Lift Weights to Lose Weight
So, you've been running, spinning, walking, dancing...all to get the cardio you think will help you lose weight and yet, you are not losing. This makes no sense. How can I get this sweaty, push so hard, and not see my waistline shrinking? Let's break it down. While you are performing your cardio exercise, you are burning calories, right? Right. This cardio is good for calorie burn, endorphins, and it is also good for your heart BUT, your calorie burn ends shortly after you stop moving...like 30-80 calories later. Boo!
Cardio has it's place, but what about strength training/ weight lifting? While it is true that cardio burns more calories per minute than lifting weights, it is a minimal difference (12 calories per minute with cardio and 10 calories per minute while strength training, roughly, and depending on your personal exertion). The fantastic thing about strength training is the after burn. Your body has to work extra hard to recover after strength training and so works for 24-36 hours burning calories as it is repairing those muscles you are building. It is not a ton...maybe close to 10+ calories an hour extra from your normal calorie burn....but if you add that up over 24-36 hours, that is a bonus 240-360 (a medium Mocha Latte's worth) of calories you burned while folding laundry, sitting in traffic, and watching TV. Add that up over 3-4 weight training sessions a week and you are losing weight, specifically fat, and are building muscle.
But will I bulk, you ask? If you are a dude, yes. If you are a woman with normal testosterone levels, no. Not unless you focused on heavy lifting for hours and hours and days and days like a weightlifter preparing for a competition....an hour or two a few times a week can never produce those results. What you will do is replace the space occupied by fat with muscle and get the kind of curves you want.
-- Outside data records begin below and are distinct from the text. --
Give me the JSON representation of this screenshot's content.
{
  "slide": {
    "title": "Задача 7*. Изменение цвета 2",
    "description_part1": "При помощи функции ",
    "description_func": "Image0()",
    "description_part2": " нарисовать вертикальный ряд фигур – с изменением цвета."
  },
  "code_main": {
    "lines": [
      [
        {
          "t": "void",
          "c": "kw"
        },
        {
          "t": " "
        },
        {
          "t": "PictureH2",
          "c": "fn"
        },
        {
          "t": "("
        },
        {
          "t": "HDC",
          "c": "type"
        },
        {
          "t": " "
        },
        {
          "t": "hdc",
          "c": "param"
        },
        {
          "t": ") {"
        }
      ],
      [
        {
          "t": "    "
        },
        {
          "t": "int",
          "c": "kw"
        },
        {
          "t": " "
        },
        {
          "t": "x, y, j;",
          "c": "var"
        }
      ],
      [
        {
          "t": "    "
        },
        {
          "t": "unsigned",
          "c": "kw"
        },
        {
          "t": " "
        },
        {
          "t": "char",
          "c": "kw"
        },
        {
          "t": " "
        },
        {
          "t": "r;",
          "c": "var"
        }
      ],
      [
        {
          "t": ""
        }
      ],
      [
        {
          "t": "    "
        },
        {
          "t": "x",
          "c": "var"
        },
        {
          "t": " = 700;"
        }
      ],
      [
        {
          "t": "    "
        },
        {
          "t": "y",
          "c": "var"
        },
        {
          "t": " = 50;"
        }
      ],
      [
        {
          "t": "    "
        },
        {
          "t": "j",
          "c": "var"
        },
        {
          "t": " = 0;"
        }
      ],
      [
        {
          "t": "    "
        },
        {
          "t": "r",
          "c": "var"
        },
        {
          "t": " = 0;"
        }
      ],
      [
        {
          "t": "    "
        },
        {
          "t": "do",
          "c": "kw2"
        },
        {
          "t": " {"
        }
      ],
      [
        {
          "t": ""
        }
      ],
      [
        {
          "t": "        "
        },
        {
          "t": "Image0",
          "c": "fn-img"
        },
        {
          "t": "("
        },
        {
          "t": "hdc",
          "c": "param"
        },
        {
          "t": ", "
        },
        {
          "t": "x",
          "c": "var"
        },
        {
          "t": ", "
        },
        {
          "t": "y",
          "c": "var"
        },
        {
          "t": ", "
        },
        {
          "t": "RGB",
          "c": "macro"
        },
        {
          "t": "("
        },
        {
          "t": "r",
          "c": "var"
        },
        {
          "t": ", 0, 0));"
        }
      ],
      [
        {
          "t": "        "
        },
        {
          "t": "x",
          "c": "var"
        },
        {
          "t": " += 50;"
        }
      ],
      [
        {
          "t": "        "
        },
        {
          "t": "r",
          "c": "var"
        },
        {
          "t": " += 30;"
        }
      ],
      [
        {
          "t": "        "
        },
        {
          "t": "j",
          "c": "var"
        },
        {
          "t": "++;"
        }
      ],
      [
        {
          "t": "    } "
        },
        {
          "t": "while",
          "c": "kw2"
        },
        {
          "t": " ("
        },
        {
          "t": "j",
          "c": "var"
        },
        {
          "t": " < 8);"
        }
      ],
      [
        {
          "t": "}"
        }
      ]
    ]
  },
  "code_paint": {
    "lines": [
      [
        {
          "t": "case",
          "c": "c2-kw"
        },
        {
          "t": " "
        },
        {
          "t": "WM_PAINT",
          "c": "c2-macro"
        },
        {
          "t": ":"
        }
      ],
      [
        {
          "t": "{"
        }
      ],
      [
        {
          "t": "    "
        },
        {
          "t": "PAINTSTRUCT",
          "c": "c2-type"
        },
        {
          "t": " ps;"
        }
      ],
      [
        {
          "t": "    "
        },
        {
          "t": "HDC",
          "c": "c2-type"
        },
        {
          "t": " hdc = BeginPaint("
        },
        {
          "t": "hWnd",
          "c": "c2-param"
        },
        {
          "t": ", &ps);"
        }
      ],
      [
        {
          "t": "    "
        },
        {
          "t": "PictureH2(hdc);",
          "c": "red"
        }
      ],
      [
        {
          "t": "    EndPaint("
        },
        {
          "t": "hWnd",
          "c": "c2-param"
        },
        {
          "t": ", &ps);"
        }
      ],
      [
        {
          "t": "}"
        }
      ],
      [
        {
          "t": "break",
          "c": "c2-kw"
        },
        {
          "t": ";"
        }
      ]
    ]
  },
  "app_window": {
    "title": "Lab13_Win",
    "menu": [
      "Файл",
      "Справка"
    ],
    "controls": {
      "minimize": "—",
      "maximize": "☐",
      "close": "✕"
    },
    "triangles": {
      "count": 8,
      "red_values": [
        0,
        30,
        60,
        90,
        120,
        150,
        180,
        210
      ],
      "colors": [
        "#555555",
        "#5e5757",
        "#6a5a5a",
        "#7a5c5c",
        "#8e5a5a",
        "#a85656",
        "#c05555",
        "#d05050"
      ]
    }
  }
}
Plus, muscle uses more energy than fat, and therefore burns more calories during your resting periods, so you will increase your metabolism and lose more weight.
In short, cardio has it's place in your fitness routine, but if your routine lacks strength training, your results will be slow and less impressive. So, pick up some weights....heavy ones...for me, I measure heavy weights by a weight that is challenging to complete 15 repetitions and varies between 8-20 lbs, depending on the size of the muscle I am working. If you are new to using weights, start with something between 3-10lbs and adjust according to whether you can complete 15 repetitions...do some squats, work towards real push-ups, and watch the shape, strength, and health of your body improve.
I plan to put out some easy, at home workouts using weights and body weight strength training this week. On them I will include tips on form, combo moves, how to measure gains and know when it is time to move up weight. Also, if this concept is new to you and you have access to a Group Fitness class where using weights is included, make use of that.